L’art exemplaire reste toutefois pour lui l’art grec. Son histoire est celle d’un perfectionnement, les Grecs abandonnant leur rudesse primitive en même temps que leur art s’épurait pour atteindre la beauté et l’harmonie au temps d’Alexandre. Cette unité avait perduré, quoique fortement dégradée, jusqu’à la fin du Moyen Âge, pour faire place dès le XVe siècle à un nouveau naturalisme certes, mais aussi à un goût monastique rompant avec l’idéal antique et ouvrant la voie à une incomplétude claudicante. Alors même que les peintres modernes gagnaient en virtuosité, ils n’en devenaient que plus « réellement barbares » (TCP, t. III, p. 2) et la si mal nommée Renaissance n’aura été que « la naissance de la dégradation » (TCP, t. II, p. 14). L’histoire de l’art depuis Raphaël, dominée par l’individualisme et les conflits d’école et de styles, est celle d’une décadence à laquelle il n’a été mis fin qu’au XVIIIe siècle. David, « devenu classique, parce qu’aucun autre n’a pénétré comme lui dans les secrets des anciens et de la nature » (TCP, t. VI, p. 66), a refondé la peinture sur des bases saines : respect du naturel et refus de la manière, simplicité du trait et noblesse des formes. Dans les années suivant la publication du Traité complet, Paillot de Montabert rédige d’ailleurs, en collaboration avec le philosophe Valentin Parisot (1800-1861), la notice « David » du Supplément de la Biographie universelle de Louis-Gabriel Michaud (1837). Les dernières lignes de l’article, consacrées aux Barbus ou Méditateurs auxquels E.-J. Delécluze l’associera dans un même désir de peinture renouvelée des Grecs (Louis David, son école et son temps, Paris, 1855, p. 96-97), montrent les limites du « primitivisme » de Paillot de Montabert : « Leur moyen d’atteindre à la perfection qu’ils rêvaient, c’était le sentiment », leur reproche Paillot de Montabert (Louis David, son école et son temps, Paris, 1855, p. 209), qui n’aura cessé de revendiquer pour le peintre l’usage de la raison théorique, seule à même de lutter, selon lui, contre les « routines » du goût et de la main.
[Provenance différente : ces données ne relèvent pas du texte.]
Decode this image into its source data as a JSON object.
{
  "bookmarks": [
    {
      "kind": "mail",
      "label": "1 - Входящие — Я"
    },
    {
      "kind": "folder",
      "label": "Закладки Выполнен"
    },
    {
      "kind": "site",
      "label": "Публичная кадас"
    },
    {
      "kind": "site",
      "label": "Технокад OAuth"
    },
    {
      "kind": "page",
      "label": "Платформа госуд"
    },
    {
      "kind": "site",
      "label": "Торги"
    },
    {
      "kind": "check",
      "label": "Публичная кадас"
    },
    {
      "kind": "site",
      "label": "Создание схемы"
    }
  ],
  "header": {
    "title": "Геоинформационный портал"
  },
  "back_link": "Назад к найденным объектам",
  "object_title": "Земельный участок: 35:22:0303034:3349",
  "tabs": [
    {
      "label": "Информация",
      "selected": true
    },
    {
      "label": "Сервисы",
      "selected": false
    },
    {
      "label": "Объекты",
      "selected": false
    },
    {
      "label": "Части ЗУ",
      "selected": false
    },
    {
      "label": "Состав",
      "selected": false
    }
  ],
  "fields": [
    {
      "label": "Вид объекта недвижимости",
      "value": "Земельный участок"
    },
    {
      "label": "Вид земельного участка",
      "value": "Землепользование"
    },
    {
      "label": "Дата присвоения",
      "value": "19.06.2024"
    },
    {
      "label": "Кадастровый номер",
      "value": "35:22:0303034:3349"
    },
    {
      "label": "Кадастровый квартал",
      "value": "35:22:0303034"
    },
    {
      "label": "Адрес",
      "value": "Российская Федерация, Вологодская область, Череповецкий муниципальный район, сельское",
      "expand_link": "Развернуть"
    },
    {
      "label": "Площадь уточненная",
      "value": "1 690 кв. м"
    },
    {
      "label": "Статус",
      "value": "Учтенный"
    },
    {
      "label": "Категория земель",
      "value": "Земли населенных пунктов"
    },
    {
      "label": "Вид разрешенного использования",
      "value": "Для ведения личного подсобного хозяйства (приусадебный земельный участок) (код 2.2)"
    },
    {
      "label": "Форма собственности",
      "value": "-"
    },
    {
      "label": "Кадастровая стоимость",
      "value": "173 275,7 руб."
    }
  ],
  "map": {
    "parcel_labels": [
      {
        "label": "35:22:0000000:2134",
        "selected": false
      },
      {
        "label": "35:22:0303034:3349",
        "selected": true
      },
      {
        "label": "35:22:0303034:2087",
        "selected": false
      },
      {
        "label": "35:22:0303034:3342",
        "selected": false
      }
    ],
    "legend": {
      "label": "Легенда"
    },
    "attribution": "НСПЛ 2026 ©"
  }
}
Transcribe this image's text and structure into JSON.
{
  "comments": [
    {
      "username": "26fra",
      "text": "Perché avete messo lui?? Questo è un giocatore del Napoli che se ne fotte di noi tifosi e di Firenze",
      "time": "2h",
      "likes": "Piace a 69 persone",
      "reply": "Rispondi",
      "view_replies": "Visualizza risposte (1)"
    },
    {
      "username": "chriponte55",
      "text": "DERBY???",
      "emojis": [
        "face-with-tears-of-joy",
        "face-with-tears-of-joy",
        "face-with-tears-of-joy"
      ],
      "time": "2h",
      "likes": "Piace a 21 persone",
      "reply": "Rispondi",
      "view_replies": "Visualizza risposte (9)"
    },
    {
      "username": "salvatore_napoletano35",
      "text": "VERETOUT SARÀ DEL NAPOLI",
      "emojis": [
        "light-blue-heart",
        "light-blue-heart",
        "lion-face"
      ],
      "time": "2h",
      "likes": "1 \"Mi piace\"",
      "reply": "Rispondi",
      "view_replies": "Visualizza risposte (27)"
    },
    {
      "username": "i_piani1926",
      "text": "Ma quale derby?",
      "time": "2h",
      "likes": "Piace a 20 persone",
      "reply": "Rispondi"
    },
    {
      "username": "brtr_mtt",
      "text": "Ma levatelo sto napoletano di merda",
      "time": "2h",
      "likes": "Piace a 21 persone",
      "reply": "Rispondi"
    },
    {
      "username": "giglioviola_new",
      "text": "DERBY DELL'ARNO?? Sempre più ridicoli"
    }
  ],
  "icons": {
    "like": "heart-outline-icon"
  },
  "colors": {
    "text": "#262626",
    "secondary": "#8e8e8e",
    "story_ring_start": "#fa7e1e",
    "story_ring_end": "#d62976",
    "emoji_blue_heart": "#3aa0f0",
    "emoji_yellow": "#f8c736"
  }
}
Sa méfiance envers les habitudes visuelles de ses contemporains justifie pour partie son intérêt pour les primitifs italiens. Paillot de Montabert accorde aux œuvres de ce qu’il appelle le « Moyen Âge » (période qui, chez lui, court du règne de Constantin à Cimabue) et distingue résolument du « gothique » auquel ses contemporains tendent à l’identifier péjorativement, une attention aussi cérébrale que sensible. D’une certaine manière, le regard qu’il revendique, ni amateur, ni doctrinaire, pourrait être rapproché de celui d’un historien : « Il nous faut faire l’abnégation de nos goûts, et de beaucoup de nos doctrines », remarque-t-il dès 1812, pour « ménager quelques affections pour les ouvrages, qui, quoique faibles, sont les propagateurs précieux des plus saines maximes » (Dissertation). La neutralité visuelle revendiquée n’est toutefois pas si ascétique qu’il le prétend : ses rares peintures conservées le confirment, mais aussi Artaud de Montor, qui dès 1811 le présentait comme l’audacieux disciple de Jean-Baptiste Séroux d’Agincourt (1730-1814). Or l’on sait que ce dernier, rencontré en Italie à la fin de la Révolution (donc bien avant que ne paraisse, à partir de 1811, son Histoire de l’art par les monumens), récusait l’enthousiasme de ses admirateurs pour un art dont il concevait certes l’étude, mais non l’imitation. D’autre part, s’il apparaît aujourd’hui excessif de suivre Giovanni Previtali (La Fortune des primitifs, Paris, [1989] 1994, p. 116) lorsqu’il réduit son attrait pour les primitifs à une stérile « réaction bigote à la vision progressiste de la Renaissance », l’existence de motivations plus idéologiques, que soulignait avec vigueur l’historien de l’art italien, ne doivent pas pour autant être écartées. À la différence du protestant Athanase Coquerel fils (1820-1875), qui appelle de ses vœux un art alliant spiritualité et modernité, récuse le Moyen Âge et valorise l’héritage humaniste et individualiste de la Renaissance, dont il voit en Rembrandt la plus parfaite incarnation, une mouvance réactionnaire tente, à partir de la Monarchie de Juillet, de rechristianiser l’art et de lutter contre les progrès des conceptions matérialistes de la peinture en privilégiant l’art préraphaélite. Ces préoccupations, propres aux auteurs néo-catholiques Charles de Montalembert (1810-1870) et Alexis-François Rio (1797-1874), ne sont pas sans échos chez Paillot de Montabert, bien que le Traité complet ne l’exprime jamais explicitement.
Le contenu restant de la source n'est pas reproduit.